Derived from the hydroxides are the plumboxanes:

2 R_{3}PbOH + Na → (R_{3}Pb)_{2}O + NaOH + 1/2 H_{2}

which give access to polymeric alkoxides:

(R_{3}Pb)_{2}O + R'OH → 1/n (R_{3}PbOR')_{n} - n H_{2}O

== Reactions ==
The C–Pb bond is weak and for this reason homolytic cleavage of organolead compounds to free radicals is easy. In its anti-knocking capacity, its purpose is that of a radical initiator. General reaction types of aryl and vinyl organoleads are transmetalation for instance with boronic acids and acid-catalyzed heterocyclic cleavage. Organoleads find use in coupling reactions between arene compounds. They are more reactive than the likewise organotins and can therefore be used to synthesise sterically crowded biaryls.

In oxyplumbation, organolead alkoxides are added to polar alkenes:

H_{2}C=CH-CN + (Et_{3}PbOMe)_{n} → MeO-CH_{2}-HC(PbEt_{3})-CN → MeO-CH_{2}-CH_{2}-CN

The alkoxide is regenerated in the subsequent methanolysis and, therefore, acts as a catalyst.

===Aryllead triacetates===
The lead substituent in p-methoxyphenyllead triacetate is displaced by carbon nucleophiles, such as the phenol mesitol, exclusively at the aromatic ortho position:

The reaction requires the presence of a large excess of a coordinating amine such as pyridine which presumably binds to lead in the course of the reaction. The reaction is insensitive to radical scavengers and therefore a free radical mechanism can be ruled out. The reaction mechanism is likely to involve nucleophilic displacement of an acetate group by the phenolic group to a diorganolead intermediate which in some related reactions can be isolated. The second step is then akin to a Claisen rearrangement except that the reaction depends on the electrophilicity (hence the ortho preference) of the phenol.
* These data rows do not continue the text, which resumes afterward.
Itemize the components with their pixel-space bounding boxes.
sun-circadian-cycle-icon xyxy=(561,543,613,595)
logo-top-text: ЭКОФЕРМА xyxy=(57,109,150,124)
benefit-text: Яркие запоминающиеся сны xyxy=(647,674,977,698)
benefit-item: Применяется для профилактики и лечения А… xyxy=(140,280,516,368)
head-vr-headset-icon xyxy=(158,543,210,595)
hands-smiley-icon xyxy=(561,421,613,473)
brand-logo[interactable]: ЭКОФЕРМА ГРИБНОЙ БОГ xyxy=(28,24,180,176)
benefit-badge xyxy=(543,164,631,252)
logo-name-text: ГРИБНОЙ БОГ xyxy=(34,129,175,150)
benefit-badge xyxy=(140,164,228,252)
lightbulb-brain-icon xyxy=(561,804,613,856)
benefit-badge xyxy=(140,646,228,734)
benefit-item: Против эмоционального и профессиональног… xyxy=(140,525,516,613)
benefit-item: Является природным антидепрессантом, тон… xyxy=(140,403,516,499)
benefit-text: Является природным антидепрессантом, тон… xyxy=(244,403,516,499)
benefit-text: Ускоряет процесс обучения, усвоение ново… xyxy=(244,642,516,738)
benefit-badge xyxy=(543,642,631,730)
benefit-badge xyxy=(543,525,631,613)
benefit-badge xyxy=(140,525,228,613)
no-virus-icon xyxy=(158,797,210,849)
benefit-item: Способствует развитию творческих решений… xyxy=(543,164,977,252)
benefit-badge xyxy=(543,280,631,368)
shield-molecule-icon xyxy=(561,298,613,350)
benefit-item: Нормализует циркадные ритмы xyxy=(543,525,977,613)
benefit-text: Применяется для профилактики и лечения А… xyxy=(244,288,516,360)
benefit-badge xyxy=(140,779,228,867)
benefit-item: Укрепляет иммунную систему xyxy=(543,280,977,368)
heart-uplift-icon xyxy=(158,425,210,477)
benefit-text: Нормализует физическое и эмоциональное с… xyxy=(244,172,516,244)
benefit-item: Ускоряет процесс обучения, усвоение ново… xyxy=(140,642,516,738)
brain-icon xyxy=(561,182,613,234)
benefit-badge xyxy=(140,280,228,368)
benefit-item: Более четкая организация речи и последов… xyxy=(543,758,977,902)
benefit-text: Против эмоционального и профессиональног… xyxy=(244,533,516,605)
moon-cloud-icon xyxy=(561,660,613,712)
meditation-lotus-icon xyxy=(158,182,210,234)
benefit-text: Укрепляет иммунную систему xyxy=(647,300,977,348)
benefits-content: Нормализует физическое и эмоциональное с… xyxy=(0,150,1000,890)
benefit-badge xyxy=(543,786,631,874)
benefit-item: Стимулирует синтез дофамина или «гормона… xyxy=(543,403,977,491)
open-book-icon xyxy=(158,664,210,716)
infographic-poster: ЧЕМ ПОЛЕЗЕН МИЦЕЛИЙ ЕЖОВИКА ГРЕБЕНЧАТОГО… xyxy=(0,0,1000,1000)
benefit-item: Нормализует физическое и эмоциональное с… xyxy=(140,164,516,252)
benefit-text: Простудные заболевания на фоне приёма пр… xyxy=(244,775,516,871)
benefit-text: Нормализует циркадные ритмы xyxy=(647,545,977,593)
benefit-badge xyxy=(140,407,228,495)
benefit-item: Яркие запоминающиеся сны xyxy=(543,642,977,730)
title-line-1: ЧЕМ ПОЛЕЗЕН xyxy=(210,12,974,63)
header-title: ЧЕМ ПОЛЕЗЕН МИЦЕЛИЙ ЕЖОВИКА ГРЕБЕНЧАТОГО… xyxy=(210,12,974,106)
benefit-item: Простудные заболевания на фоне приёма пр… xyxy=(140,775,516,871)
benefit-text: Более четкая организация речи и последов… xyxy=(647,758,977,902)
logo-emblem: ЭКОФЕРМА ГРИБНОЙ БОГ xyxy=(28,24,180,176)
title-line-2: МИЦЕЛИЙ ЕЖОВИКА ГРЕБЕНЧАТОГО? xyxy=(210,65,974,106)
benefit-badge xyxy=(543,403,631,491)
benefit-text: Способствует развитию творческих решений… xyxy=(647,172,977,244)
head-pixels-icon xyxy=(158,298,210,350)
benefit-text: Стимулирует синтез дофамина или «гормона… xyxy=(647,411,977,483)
The nucleophile can also be the carbanion of a β-dicarbonyl compound:

The carbanion forms by proton abstraction of the acidic α-proton by pyridine (now serving a double role) akin to the Knoevenagel condensation. This intermediate displaces an acetate ligand to a diorganolead compound and again these intermediates can be isolated with suitable reactants as unstable intermediates. The second step is reductive elimination with formation of a new C–C bond and lead(II) acetate.

==Reactive intermediates==
Organolead compounds form a variety of reactive intermediates such as lead free radicals...
Me_{3}PbCl + Na (77 K) → Me_{3}Pb^{•}
...and plumbylenes, the lead carbene counterparts:
Me_{3}Pb-Pb-Me_{3} → [Me_{2}Pb]

These intermediates break up by disproportionation:
[Me_{2}Pb] + (Me_{3}Pb)_{2} → Me_{3}Pb-Pb(Me)_{2}-PbMe_{3}
Me_{3}Pb-Pb(Me)_{2}-PbMe_{3} → Pb(0) + 2 Me_{4}Pb

Plumbylidines of the type RPb (formally Pb(I)) are ligands to other metals in L_{n}MPbR compounds (compare to carbon metal carbynes).